Reputation: 2124
If I run the following:
int tokenIdx=ERROR; //ERROR=8
tokens[tokenIdx] = 57; //tokens is of type int[]
int totalTokens = 100;
int percent = (int)((100.0 * tokens[tokenIdx])/(float)totalTokens);
printf("%d%\n",percent);
int percent2 = (int)(100.0*(tokens[tokenIdx]/(1.0*totalTokens)));
printf("%d%\n",percent2);
the output is:
57%
56%
Why is this happening?
Upvotes: 1
Views: 388
Reputation: 49179
Floating point rounding error. In your first case, you're doing a double divided by a float, in the second, it's a double divided by a double. The int conversion is throwing away the fractional portion, which in the second case is probably .999999999998 or something like it.

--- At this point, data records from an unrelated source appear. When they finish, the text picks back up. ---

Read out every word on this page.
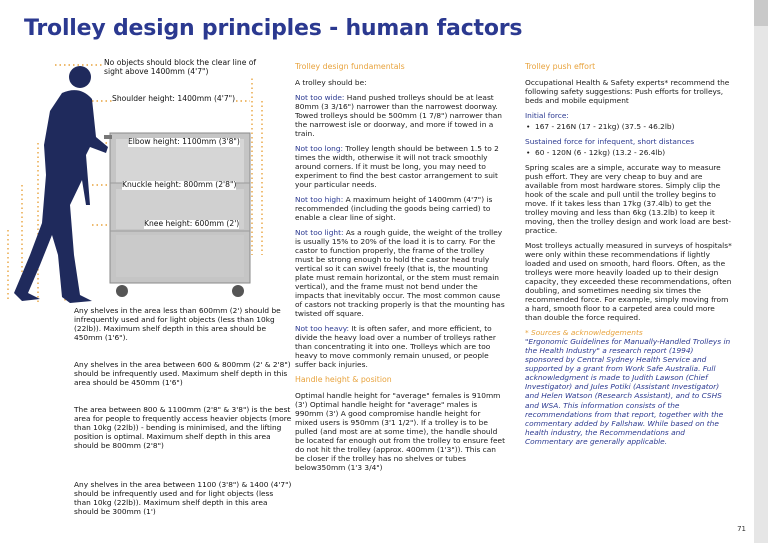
Trolley design principles - human factors
No objects should block the clear line of sight above 1400mm (4'7")
Shoulder height: 1400mm (4'7")
Elbow height: 1100mm (3'8")
Knuckle height: 800mm (2'8")
Knee height: 600mm (2')

Any shelves in the area less than 600mm (2') should be infrequently used and for light objects (less than 10kg (22lb)). Maximum shelf depth in this area should be 450mm (1'6").

Any shelves in the area between 600 & 800mm (2' & 2'8") should be infrequently used. Maximum shelf depth in this area should be 450mm (1'6")

The area between 800 & 1100mm (2'8" & 3'8") is the best area for people to frequently access heavier objects (more than 10kg (22lb)) - bending is minimised, and the lifting position is optimal. Maximum shelf depth in this area should be 800mm (2'8")

Any shelves in the area between 1100 (3'8") & 1400 (4'7") should be infrequently used and for light objects (less than 10kg (22lb)). Maximum shelf depth in this area should be 300mm (1')

Trolley design fundamentals

A trolley should be:

Not too wide: Hand pushed trolleys should be at least 80mm (3 3/16") narrower than the narrowest doorway. Towed trolleys should be 500mm (1 7/8") narrower than the narrowest isle or doorway, and more if towed in a train.

Not too long: Trolley length should be between 1.5 to 2 times the width, otherwise it will not track smoothly around corners. If it must be long, you may need to experiment to find the best castor arrangement to suit your particular needs.

Not too high: A maximum height of 1400mm (4'7") is recommended (including the goods being carried) to enable a clear line of sight.

Not too light: As a rough guide, the weight of the trolley is usually 15% to 20% of the load it is to carry. For the castor to function properly, the frame of the trolley must be strong enough to hold the castor head truly vertical so it can swivel freely (that is, the mounting plate must remain horizontal, or the stem must remain vertical), and the frame must not bend under the impacts that inevitably occur. The most common cause of castors not tracking properly is that the mounting has twisted off square.

Not too heavy: It is often safer, and more efficient, to divide the heavy load over a number of trolleys rather than concentrating it into one. Trolleys which are too heavy to move commonly remain unused, or people suffer back injuries.

Handle height & position

Optimal handle height for "average" females is 910mm (3') Optimal handle height for "average" males is 990mm (3') A good compromise handle height for mixed users is 950mm (3'1 1/2"). If a trolley is to be pulled (and most are at some time), the handle should be located far enough out from the trolley to ensure feet do not hit the trolley (approx. 400mm (1'3")). This can be closer if the trolley has no shelves or tubes below350mm (1'3 3/4")

Trolley push effort

Occupational Health & Safety experts* recommend the following safety suggestions: Push efforts for trolleys, beds and mobile equipment

Initial force:

• 167 - 216N (17 - 21kg) (37.5 - 46.2lb)

Sustained force for infequent, short distances

• 60 - 120N (6 - 12kg) (13.2 - 26.4lb)

Spring scales are a simple, accurate way to measure push effort. They are very cheap to buy and are available from most hardware stores. Simply clip the hook of the scale and pull until the trolley begins to move. If it takes less than 17kg (37.4lb) to get the trolley moving and less than 6kg (13.2lb) to keep it moving, then the trolley design and work load are best-practice.

Most trolleys actually measured in surveys of hospitals* were only within these recommendations if lightly loaded and used on smooth, hard floors. Often, as the trolleys were more heavily loaded up to their design capacity, they exceeded these recommendations, often doubling, and sometimes needing six times the recommended force. For example, simply moving from a hard, smooth floor to a carpeted area could more than double the force required.

* Sources & acknowledgements
"Ergonomic Guidelines for Manually-Handled Trolleys in the Health Industry" a research report (1994) sponsored by Central Sydney Health Service and supported by a grant from Work Safe Australia. Full acknowledgment is made to Judith Lawson (Chief Investigator) and Jules Potiki (Assistant Investigator) and Helen Watson (Research Assistant), and to CSHS and WSA. This information consists of the recommendations from that report, together with the commentary added by Fallshaw. While based on the health industry, the Recommendations and Commentary are generally applicable.
71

Lessons learned: floating point isn't precise, mind your conversions, watch your types
If you really honestly want an integer percentage, do:
int percent = 100 * value / total;
where value
and total
are both ints.
If you need more precision (say 10ths), consider doing it in thousands or and dividing down to float:
float percent = (1000 * value / total) / 10f;
Provided that 1000 * value won't overflow in your problem domain.
Upvotes: 0
Reputation: 241691
Because 5700.0 and 100.0 can both be represented exactly as floating point numbers, and their ratio is exactly 57.0. On the other hand, 57.0/100.0 cannot be represented exactly as a floating pointer number, and multiplying it by 100.0 will not produced exactly 57.0. If it produces slightly less than 57.0 (as seems to be the case), then casting to (int)
, which truncates, will result in the integer 56.